To achieve this the seq_adj() function performs a linear interpolation between jointly attested events, placing the input sequence along the \(x\) axis and the target sequence along the \(y\) axis, coercing the order of all elements to the \(y\) axis:

For multiple stratigraphic sequences, the seq_adj() function can be re-run, taking a new target sequence and using the previous result as the new input sequence. If both input and target sequences agree, the input sequence will be returned.

All Earlier Events, All Later Events

A core need of the gibbs_ad() function is to determine, for each event, all events which come later and earlier than that event. The functions quae_postea() and quae_antea() achieve this need for later events and earlier events respectively. Hence, there is no need to determine only one, single sequence or ordering as an input. Instead, a list object which contains multiple (partial or incomplete) sequences. The output is a list indexed with each element, containing the vector of contexts which precede or follow that element.

For quae_antea(), a dummy element of "alpha" is included in all vectors, and for quae_postea(), a dummy element of "omega" is included.
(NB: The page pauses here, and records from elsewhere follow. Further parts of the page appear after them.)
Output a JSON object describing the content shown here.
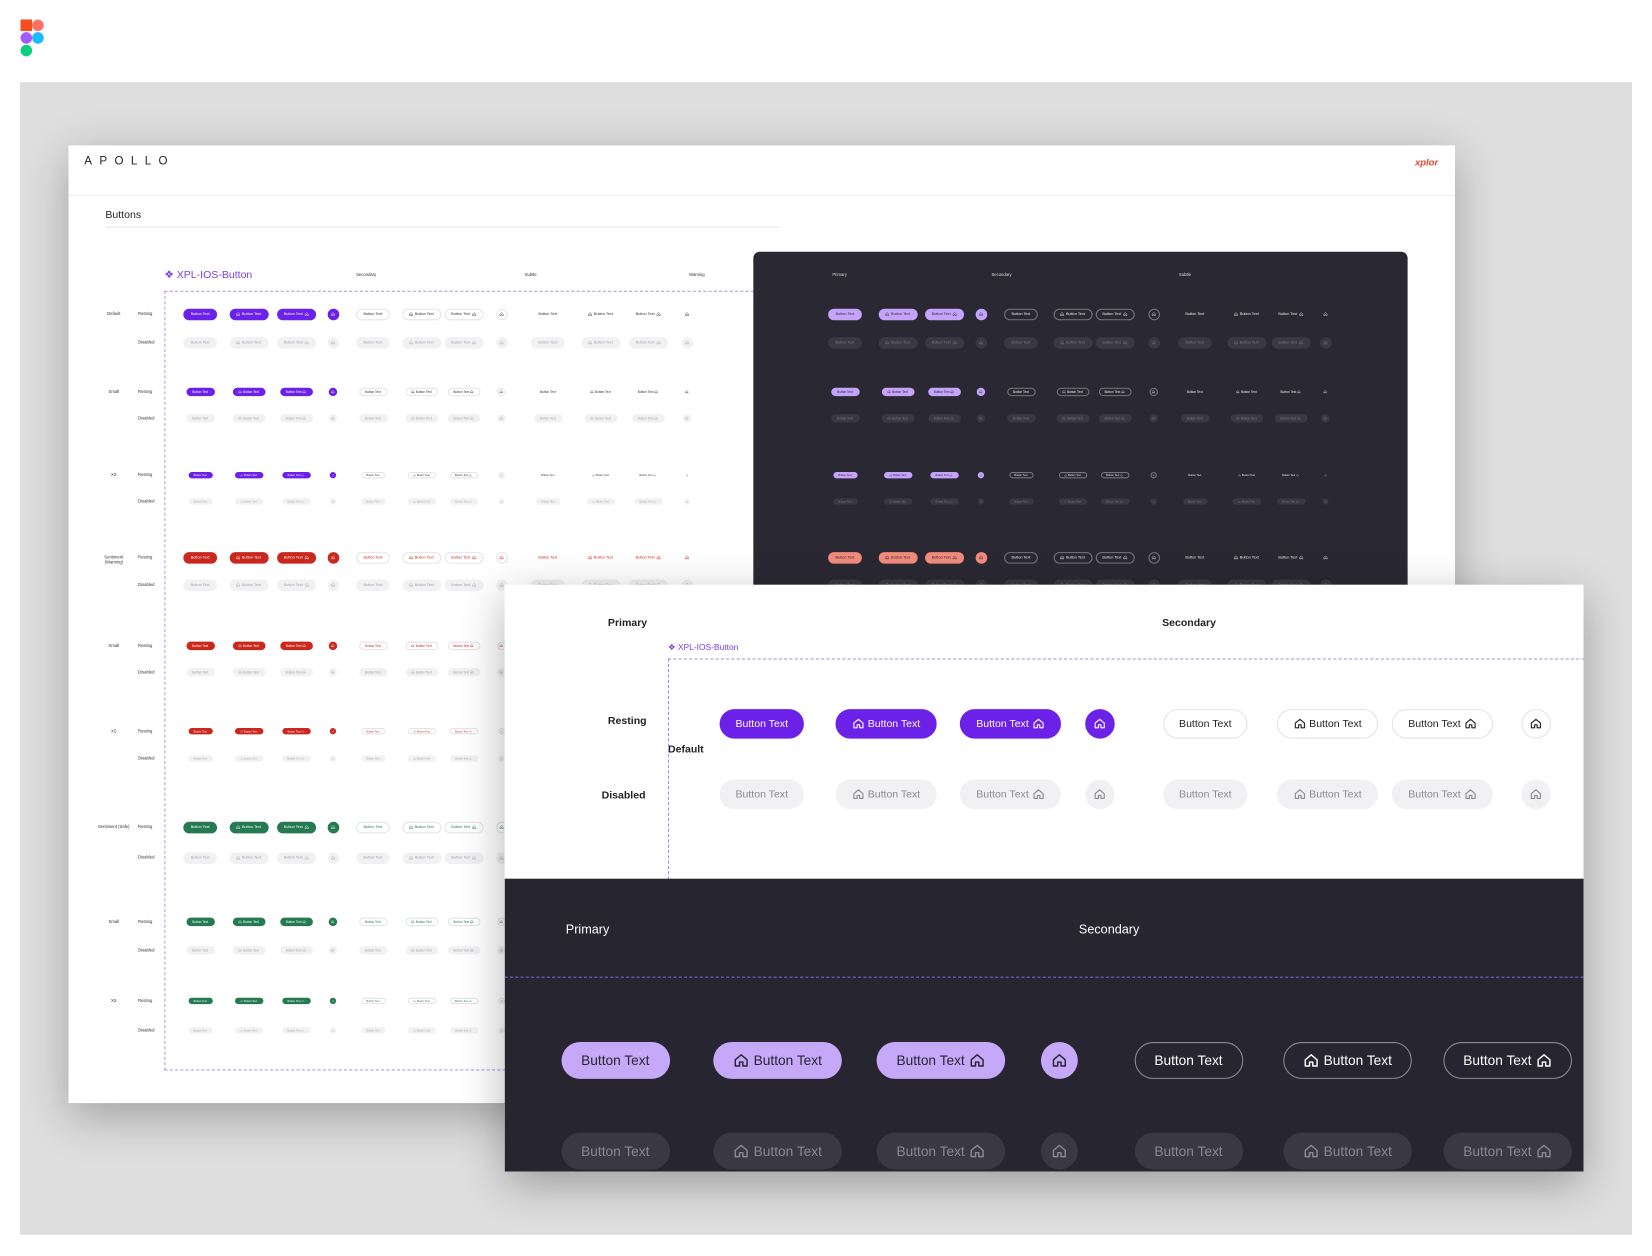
{
  "document": {
    "brand": "APOLLO",
    "partner": "xplor",
    "section_title": "Buttons",
    "component_name": "XPL-IOS-Button",
    "light_headers": [
      "Secondary",
      "Subtle",
      "Warning"
    ],
    "dark_headers": [
      "Primary",
      "Secondary",
      "Subtle"
    ],
    "button_label": "Button Text",
    "rows": [
      {
        "size": "Default",
        "states": [
          "Resting",
          "Disabled"
        ],
        "color": "#6b21e8",
        "secondary_color": "#333333",
        "dark_color": "#c5a3fb"
      },
      {
        "size": "Small",
        "states": [
          "Resting",
          "Disabled"
        ],
        "color": "#6b21e8",
        "secondary_color": "#333333",
        "dark_color": "#c5a3fb"
      },
      {
        "size": "XS",
        "states": [
          "Resting",
          "Disabled"
        ],
        "color": "#6b21e8",
        "secondary_color": "#333333",
        "dark_color": "#c5a3fb"
      },
      {
        "size": "Sentiment (Warning)",
        "states": [
          "Resting",
          "Disabled"
        ],
        "color": "#c8281e",
        "secondary_color": "#c8281e",
        "dark_color": "#f28b7b"
      },
      {
        "size": "Small",
        "states": [
          "Resting",
          "Disabled"
        ],
        "color": "#c8281e",
        "secondary_color": "#c8281e",
        "dark_color": "#f28b7b"
      },
      {
        "size": "XS",
        "states": [
          "Resting",
          "Disabled"
        ],
        "color": "#c8281e",
        "secondary_color": "#c8281e",
        "dark_color": "#f28b7b"
      },
      {
        "size": "Sentiment (Safe)",
        "states": [
          "Resting",
          "Disabled"
        ],
        "color": "#267a52",
        "secondary_color": "#267a52",
        "dark_color": "#7fd1a8"
      },
      {
        "size": "Small",
        "states": [
          "Resting",
          "Disabled"
        ],
        "color": "#267a52",
        "secondary_color": "#267a52",
        "dark_color": "#7fd1a8"
      },
      {
        "size": "XS",
        "states": [
          "Resting",
          "Disabled"
        ],
        "color": "#267a52",
        "secondary_color": "#267a52",
        "dark_color": "#7fd1a8"
      }
    ]
  },
  "zoom": {
    "light_headers": [
      "Primary",
      "Secondary"
    ],
    "component_name": "XPL-IOS-Button",
    "size": "Default",
    "states": [
      "Resting",
      "Disabled"
    ],
    "dark_headers": [
      "Primary",
      "Secondary"
    ],
    "button_label": "Button Text",
    "primary_color": "#6b21e8",
    "dark_primary_color": "#c5a8f8"
  }
}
The elements of "alpha" and "omega" are necesary as they constitute the fixed lower and upper limits in which estimates are made in gibbs_ad().

x <- c("A", "B", "C", "D", "H", "E")
y <- c("B", "D", "F", "G", "E")
a <- list(x, y)
quae_postea(a)
#> $A
#> [1] "omega" "B"     "C"     "D"     "H"     "E"     "F"     "G"    
#> 
#> $B
#> [1] "omega" "C"     "D"     "H"     "E"     "F"     "G"    
#> 
#> $C
#> [1] "omega" "D"     "H"     "E"     "F"     "G"    
#> 
#> $D
#> [1] "omega" "H"     "E"     "F"     "G"    
#> 
#> $H
#> [1] "omega" "E"    
#> 
#> $E
#> [1] "omega"
#> 
#> $F
#> [1] "omega" "G"     "E"    
#> 
#> $G
#> [1] "omega" "E"
quae_antea(a)
#> $A
#> [1] "alpha"
#> 
#> $B
#> [1] "alpha" "A"    
#> 
#> $C
#> [1] "alpha" "A"     "B"    
#> 
#> $D
#> [1] "alpha" "A"     "B"     "C"    
#> 
#> $H
#> [1] "alpha" "A"     "B"     "C"     "D"    
#> 
#> $E
#> [1] "alpha" "A"     "B"     "C"     "D"     "H"     "F"     "G"    
#> 
#> $F
#> [1] "alpha" "B"     "D"     "A"     "C"    
#> 
#> $G
#> [1] "alpha" "B"     "D"     "F"     "A"     "C"

The function seq_check(), which checks to see if sequences contain any discrepant orderings, relies on quae_postea().